Along with the group tracks, each member (except Kid Knish) takes their turn at going solo. Qwel tears the microphone ass-backwards on "Cliché", showing why he's my unofficial pick to be the Scribble Jam 2001 champ. "You couldn't beat me to death if I let you jump first", "Just 'cause I stand over you don't mean you understand me", and "...drop lines like Samoans on tight-ropes"...all while stating (paraphrased) 'Who really cares who has the dopest punchlines, it's all about the emceeing.' "Qweloquillisms" also showcases his battle-esque rhyming ability, but his true gem on this album is his ode to graffiti, "The Manhatten Project". This is quite possibly the best track about street-art ever, with Meatyogre laying down the perfect beat for this topic: layered with high-pitched sounds and a hard-hitting drum pattern. This gives Qwel way to paint his picture (pun intended, biyotch.) "I won't stop painting 'til the world looks the way it should, I'm on a mission to make heaven look like my neighborhood / I won't stop painting 'til the world looks the way it should, I'm on a mission to make heaven look like your neighborhood." Fuck the buff, yo.

Denizen Kane's solo efforts also prove to be very tight, covering a wide variety of topics with an abstract flow hard to compete with. "Snake Oil" is dedicated to the art of physical love, guaranteed to serinate that special someone for you.
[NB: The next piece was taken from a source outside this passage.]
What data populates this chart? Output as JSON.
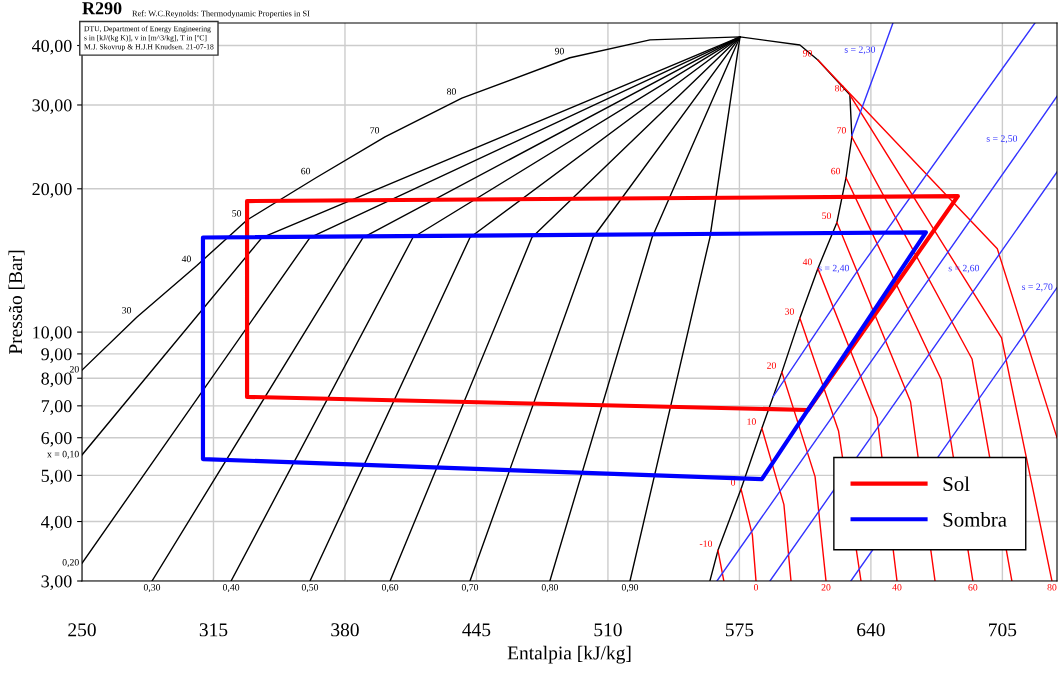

My only complaint is that Denizen never gets into anything mental or emotional, but whatever, it's still dope. "Live Forever" is his vision of what it would be like to be famous, and this proves to be very thought-provoking. Definitely worth a listen, and food-for-thought to all you Jay-Z wannabes out there. Finally, "What You Thought Hops" is some spoken-word ish...it's very evident that Denizen's "true love is poetry." If recycled beats are your pet peeve, then you might want to skip this track as it does use the same loop and drum pattern as the intro. While this would usually have me snuffin' folks, I enjoy the way Denizen meshes with the beat, to produce an almost hypnotic listen.

Although this album does have many high points, like most, it also has its negative aspects. "It Won't Stop", Qwazaar's solo joint, does have some nice lines ("In a boxing match I'll snatch ya breath out and count the ref out"), but the loop and pattern are too basic. I think this track deserved a bit better. Also, even though the scratched vocal samples are timed properly, they do not sound very good over this chosen beat. Natural does put down a very nice instrumental for "Too Happy For Qwel", but his other solo track "Natural Causes" proves to be a complete flop. This may have worked if it was a 30-second introduction into "Take A Number", but instead it drags on for two minutes; a collage of vocal samples over a noisy beat that doesn't really do much for me.

I hate ending reviews with negative words, especially when they are albums that deserve praise such as this one. While there is some work to be done in the event of another Typical Cats album, this one is still hot. And while this is not your 'typical' hip-hop album, maybe it should be. It is quite possible that through years of 'can we play rap too' and garbage releases, that our standards have dropped. These cats sure are not typical for our era, but through perseverance, you never know. The only thing 'typical' about this album is that it's another impressive release from Chicago's Galapagos4.